- Durant Durant
- Coordinates: 27°54′31″N 82°11′10″W﻿ / ﻿27.90861°N 82.18611°W
- Country: United States
- State: Florida
- County: Hillsborough
- Elevation: 43 ft (13 m)
- Time zone: UTC-5 (Eastern (EST))
- • Summer (DST): UTC-4 (EDT)
- ZIP code: 33530
- Area code: 813
- GNIS feature ID: 281888

= Durant, Florida =

Durant is an unincorporated community in Hillsborough County, Florida, United States. The community is located on County Road 676, 6.4 mi east-southeast of Brandon. Durant has a post office with ZIP code 33530, which opened on August 27, 1902.

==History==
In 1895, the Sarasota Subdivision rail line was built from Durant to Sarasota and later extended north to Turkey Creek.

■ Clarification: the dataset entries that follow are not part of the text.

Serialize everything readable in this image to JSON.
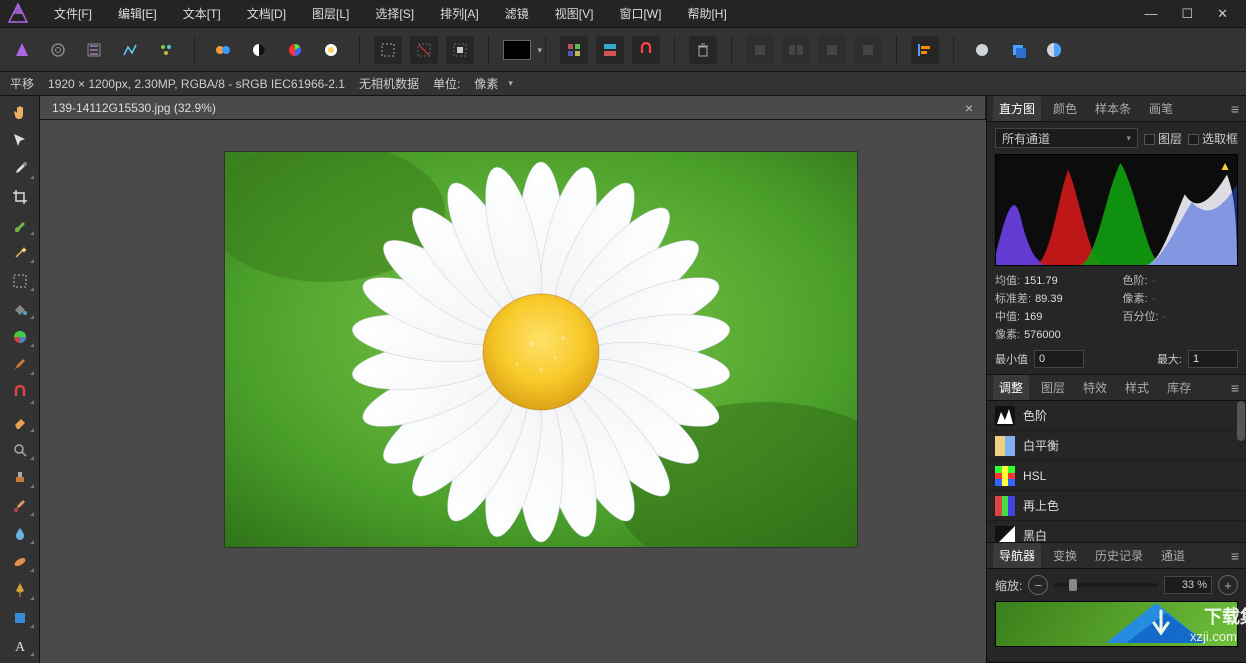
{
  "menu": [
    "文件[F]",
    "编辑[E]",
    "文本[T]",
    "文档[D]",
    "图层[L]",
    "选择[S]",
    "排列[A]",
    "滤镜",
    "视图[V]",
    "窗口[W]",
    "帮助[H]"
  ],
  "contextbar": {
    "tool": "平移",
    "docinfo": "1920 × 1200px, 2.30MP, RGBA/8 - sRGB IEC61966-2.1",
    "camera": "无相机数据",
    "units_label": "单位:",
    "units_value": "像素"
  },
  "document_tab": "139-14112G15530.jpg (32.9%)",
  "panels": {
    "histogram": {
      "tabs": [
        "直方图",
        "颜色",
        "样本条",
        "画笔"
      ],
      "active": 0,
      "channel_select": "所有通道",
      "chk_layer": "图层",
      "chk_selection": "选取框",
      "mean_label": "均值:",
      "mean_value": "151.79",
      "stddev_label": "标准差:",
      "stddev_value": "89.39",
      "median_label": "中值:",
      "median_value": "169",
      "pixels_label": "像素:",
      "pixels_value": "576000",
      "dim_labels": [
        "色阶:",
        "像素:",
        "百分位:"
      ],
      "dim_dash": "-",
      "min_label": "最小值",
      "min_value": "0",
      "max_label": "最大:",
      "max_value": "1"
    },
    "adjustments": {
      "tabs": [
        "调整",
        "图层",
        "特效",
        "样式",
        "库存"
      ],
      "active": 0,
      "items": [
        "色阶",
        "白平衡",
        "HSL",
        "再上色",
        "黑白"
      ]
    },
    "navigator": {
      "tabs": [
        "导航器",
        "变换",
        "历史记录",
        "通道"
      ],
      "active": 0,
      "zoom_label": "缩放:",
      "zoom_value": "33 %"
    }
  },
  "watermark": {
    "text1": "下载集",
    "text2": "xzji.com"
  }
}
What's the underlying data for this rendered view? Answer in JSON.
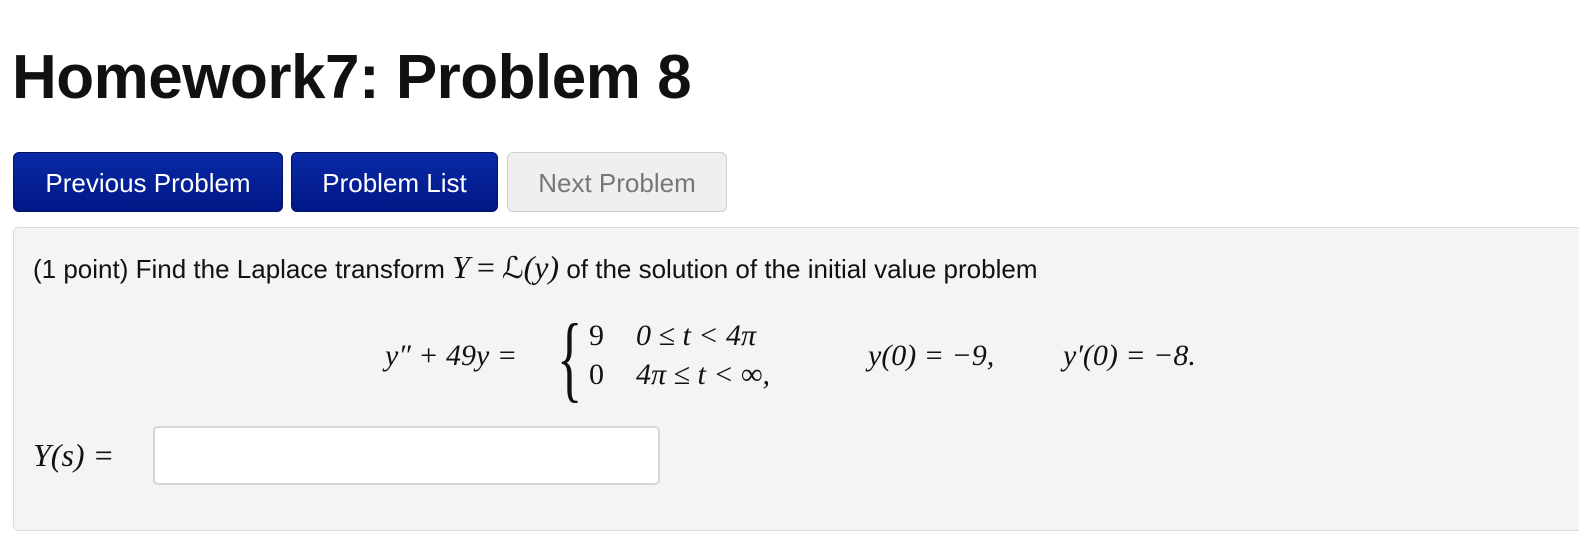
{
  "page": {
    "title": "Homework7: Problem 8"
  },
  "nav": {
    "previous_label": "Previous Problem",
    "list_label": "Problem List",
    "next_label": "Next Problem"
  },
  "problem": {
    "intro_prefix": "(1 point) Find the Laplace transform",
    "transform_lhs": "Y",
    "transform_eq": "=",
    "transform_op": "ℒ",
    "transform_arg": "(y)",
    "intro_suffix": "of the solution of the initial value problem",
    "equation": {
      "lhs": "y″ + 49y =",
      "cases": [
        {
          "value": "9",
          "condition": "0 ≤ t < 4π"
        },
        {
          "value": "0",
          "condition": "4π ≤ t < ∞,"
        }
      ],
      "initial_condition_1": "y(0) = −9,",
      "initial_condition_2": "y′(0) = −8."
    },
    "answer": {
      "label": "Y(s) =",
      "value": "",
      "placeholder": ""
    }
  },
  "colors": {
    "primary_button": "#041f98",
    "disabled_button": "#efefef",
    "problem_background": "#f4f4f4"
  }
}
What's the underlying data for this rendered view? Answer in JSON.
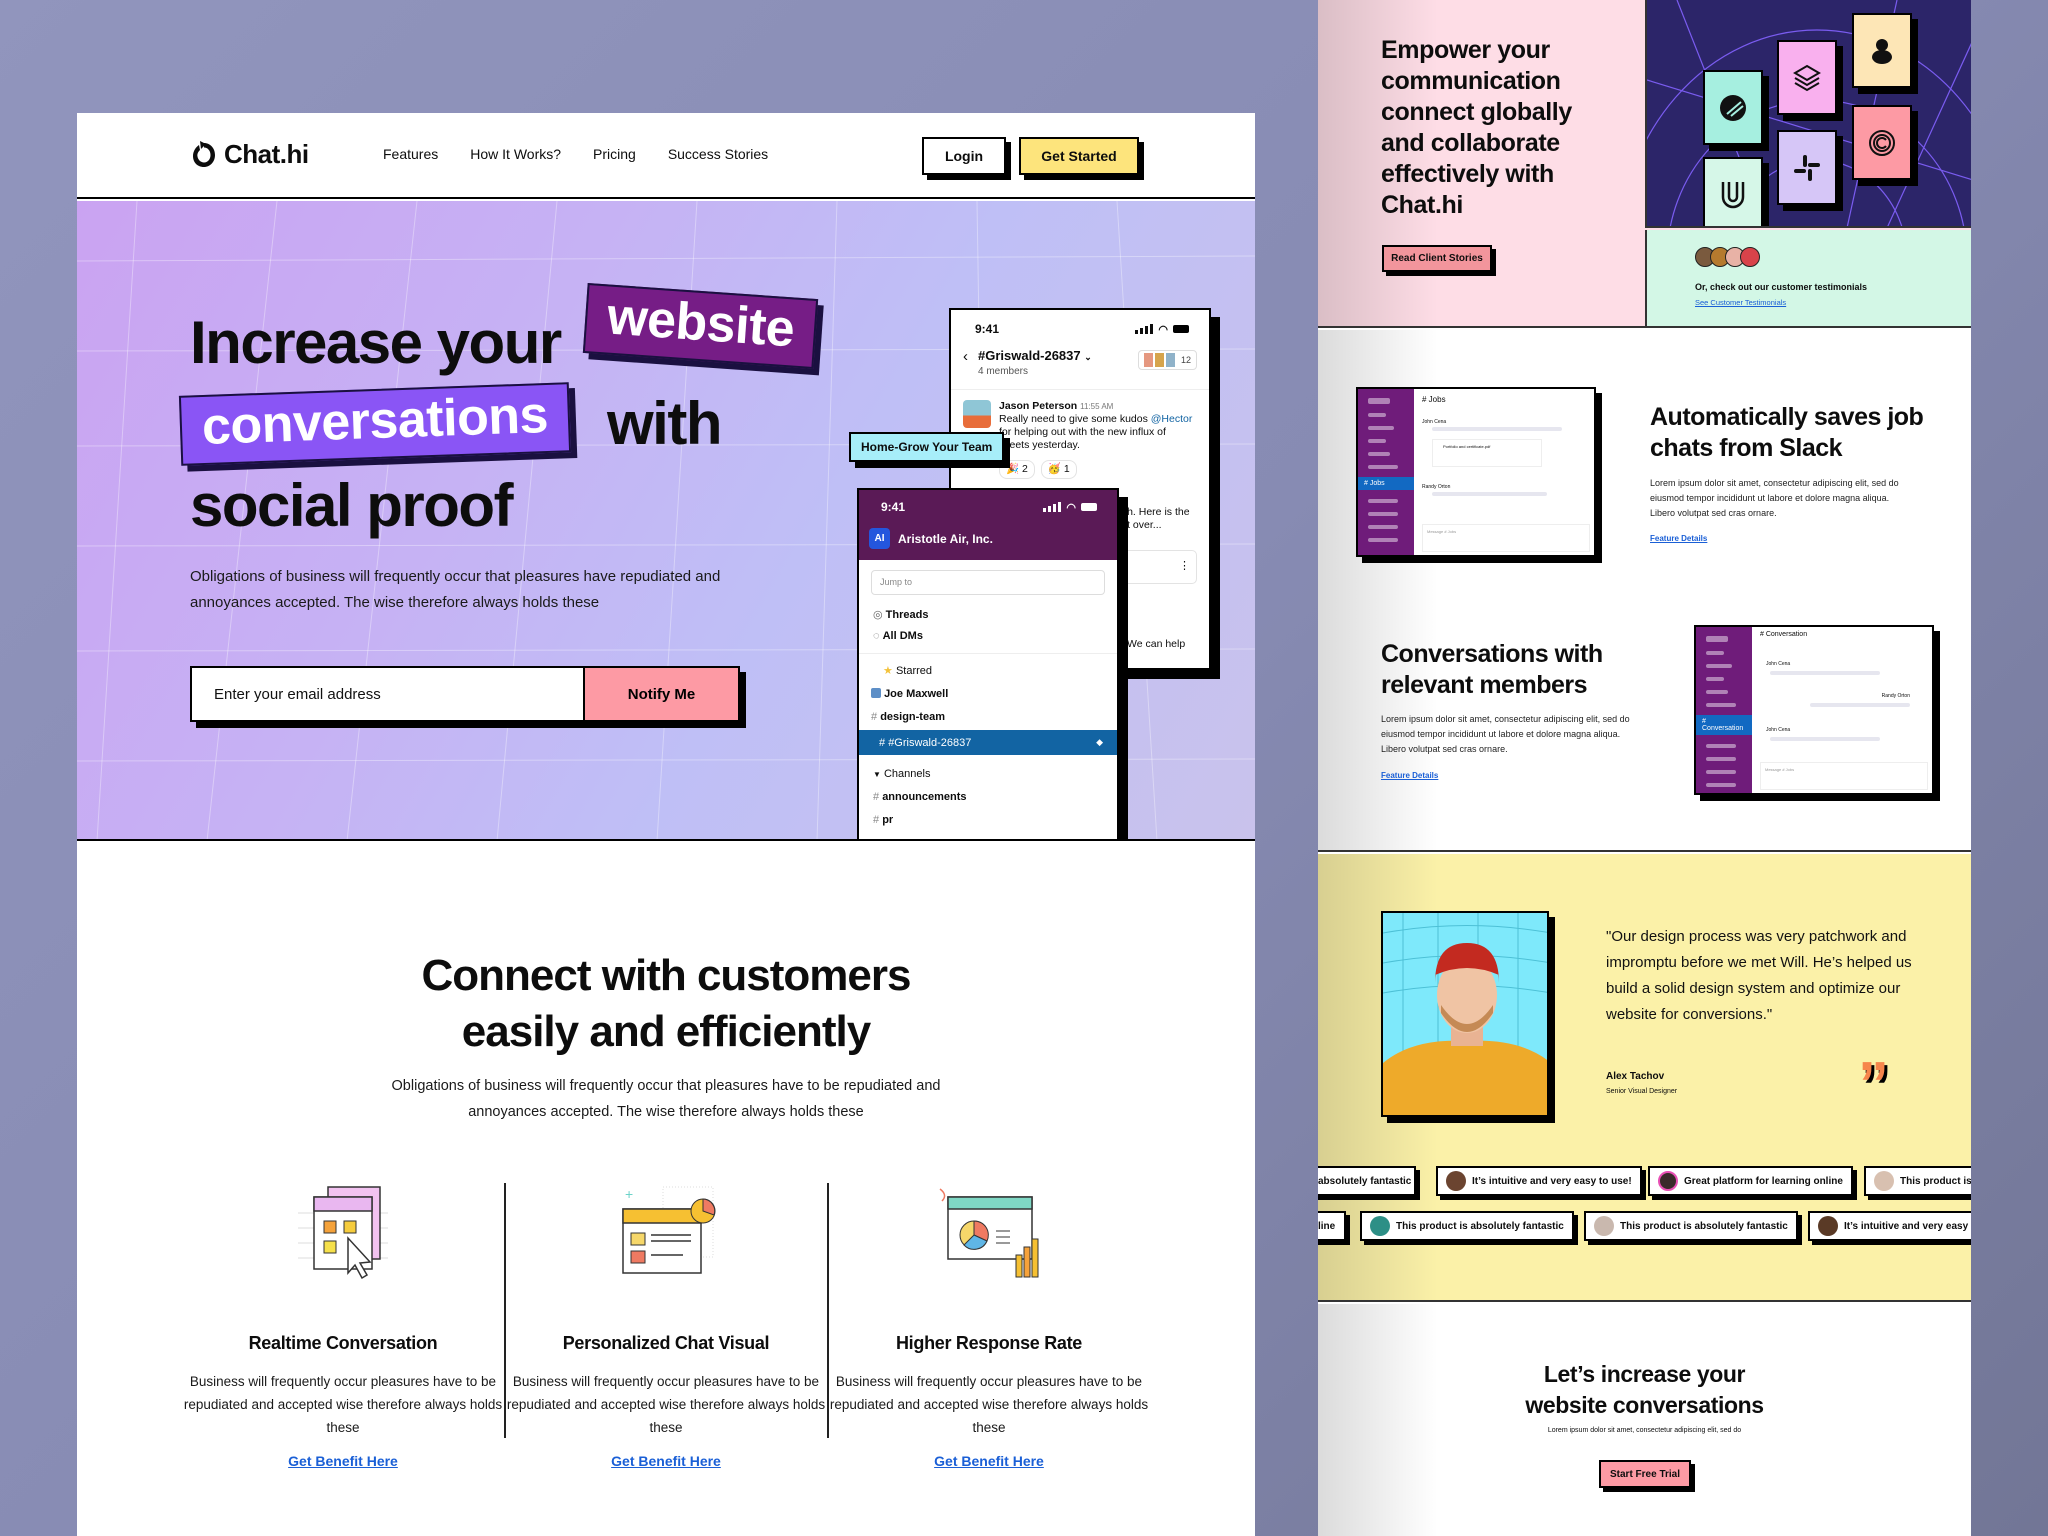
{
  "left": {
    "nav": {
      "brand": "Chat.hi",
      "links": [
        "Features",
        "How It Works?",
        "Pricing",
        "Success Stories"
      ],
      "login_label": "Login",
      "get_started_label": "Get Started"
    },
    "hero": {
      "title_part1": "Increase your",
      "title_tag1": "website",
      "title_tag2": "conversations",
      "title_part2": "with",
      "title_part3": "social proof",
      "subtitle": "Obligations of business will frequently occur that pleasures have repudiated and annoyances accepted. The wise therefore always holds these",
      "email_placeholder": "Enter your email address",
      "notify_label": "Notify Me",
      "floating_label": "Home-Grow Your Team",
      "phone_chat": {
        "time": "9:41",
        "channel": "#Griswald-26837",
        "members": "4 members",
        "member_count": "12",
        "message_author": "Jason Peterson",
        "message_time": "11:55 AM",
        "message_text_pre": "Really need to give some kudos ",
        "message_mention": "@Hector",
        "message_text_post": " for helping out with the new influx of tweets yesterday.",
        "reactions": [
          {
            "emoji": "🎉",
            "count": "2"
          },
          {
            "emoji": "🥳",
            "count": "1"
          }
        ],
        "partial_text_1": "uch. Here is the",
        "partial_text_2": "d it over...",
        "partial_text_3": "We can help"
      },
      "phone_sidebar": {
        "time": "9:41",
        "workspace_initials": "AI",
        "workspace_name": "Aristotle Air, Inc.",
        "jump_placeholder": "Jump to",
        "threads": "Threads",
        "all_dms": "All DMs",
        "starred": "Starred",
        "dm": "Joe Maxwell",
        "channel_design": "design-team",
        "active_channel": "#Griswald-26837",
        "channels_header": "Channels",
        "channel_announcements": "announcements",
        "channel_pr": "pr"
      }
    },
    "connect": {
      "title_line1": "Connect with customers",
      "title_line2": "easily and efficiently",
      "subtitle": "Obligations of business will frequently occur that pleasures have to be repudiated and annoyances accepted. The wise therefore always holds  these",
      "features": [
        {
          "title": "Realtime Conversation",
          "text": "Business will frequently occur pleasures have to be repudiated and accepted wise therefore always holds  these",
          "link": "Get Benefit Here",
          "icon": "folder-window-cursor-icon"
        },
        {
          "title": "Personalized Chat Visual",
          "text": "Business will frequently occur pleasures have to be repudiated and accepted wise therefore always holds  these",
          "link": "Get Benefit Here",
          "icon": "dashboard-window-icon"
        },
        {
          "title": "Higher Response Rate",
          "text": "Business will frequently occur pleasures have to be repudiated and accepted wise therefore always holds  these",
          "link": "Get Benefit Here",
          "icon": "analytics-chart-icon"
        }
      ]
    }
  },
  "right": {
    "empower": {
      "title": "Empower your communication connect globally and collaborate effectively with Chat.hi",
      "button": "Read Client Stories",
      "testimonial_prompt": "Or, check out our customer testimonials",
      "testimonial_link": "See Customer Testimonials",
      "logos": [
        "feather-logo",
        "layers-logo",
        "ampersand-logo",
        "u-logo",
        "slack-logo",
        "c-spiral-logo"
      ]
    },
    "feature1": {
      "title": "Automatically saves job chats from Slack",
      "text": "Lorem ipsum dolor sit amet, consectetur adipiscing elit, sed do eiusmod tempor incididunt ut labore et dolore magna aliqua. Libero volutpat sed cras ornare.",
      "link": "Feature Details",
      "mock_channel": "# Jobs",
      "mock_user1": "John Cena",
      "mock_file": "Portfolio and certificate.pdf",
      "mock_user2": "Randy Orton",
      "mock_input": "Message # Jobs"
    },
    "feature2": {
      "title": "Conversations with relevant members",
      "text": "Lorem ipsum dolor sit amet, consectetur adipiscing elit, sed do eiusmod tempor incididunt ut labore et dolore magna aliqua. Libero volutpat sed cras ornare.",
      "link": "Feature Details",
      "mock_channel": "# Conversation",
      "mock_user1": "John Cena",
      "mock_user2": "Randy Orton",
      "mock_input": "Message # Jobs"
    },
    "testimonial": {
      "quote": "\"Our design process was very patchwork and impromptu before we met Will. He’s helped us build a solid design system and optimize our website for conversions.\"",
      "name": "Alex Tachov",
      "role": "Senior Visual Designer",
      "chips_row1": [
        "absolutely fantastic",
        "It’s intuitive and very easy to use!",
        "Great platform for learning online",
        "This product is"
      ],
      "chips_row2": [
        "line",
        "This product is absolutely fantastic",
        "This product is absolutely fantastic",
        "It’s intuitive and very easy to"
      ]
    },
    "cta": {
      "title_line1": "Let’s increase your",
      "title_line2": "website conversations",
      "text": "Lorem ipsum dolor sit amet, consectetur adipiscing elit, sed do",
      "button": "Start Free Trial"
    }
  },
  "colors": {
    "backdrop": "#8a8eb6",
    "hero_purple": "#c6b2f4",
    "tag_dark_purple": "#761d86",
    "tag_violet": "#8a55f5",
    "yellow": "#fde47c",
    "pink": "#fd9aa4",
    "slack_purple": "#5a1a56",
    "slack_blue": "#1264a3",
    "link_blue": "#1a5fd6",
    "mint": "#d3f7e6",
    "navy": "#2c2569",
    "testimonial_yellow": "#fbf1a8"
  }
}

The line was in use until it was acquired by CSX in 1981. CSX continued to store cars on the track in Durant until 1986.

The Edward Medard Park and Reservoir is located just north of Durant.

An F1 tornado struck Durant on January 22, 1973.

== Education ==

- Durant High School, home of the Cougars, is the only school in the Durant CDP. It was opened in August of 1995.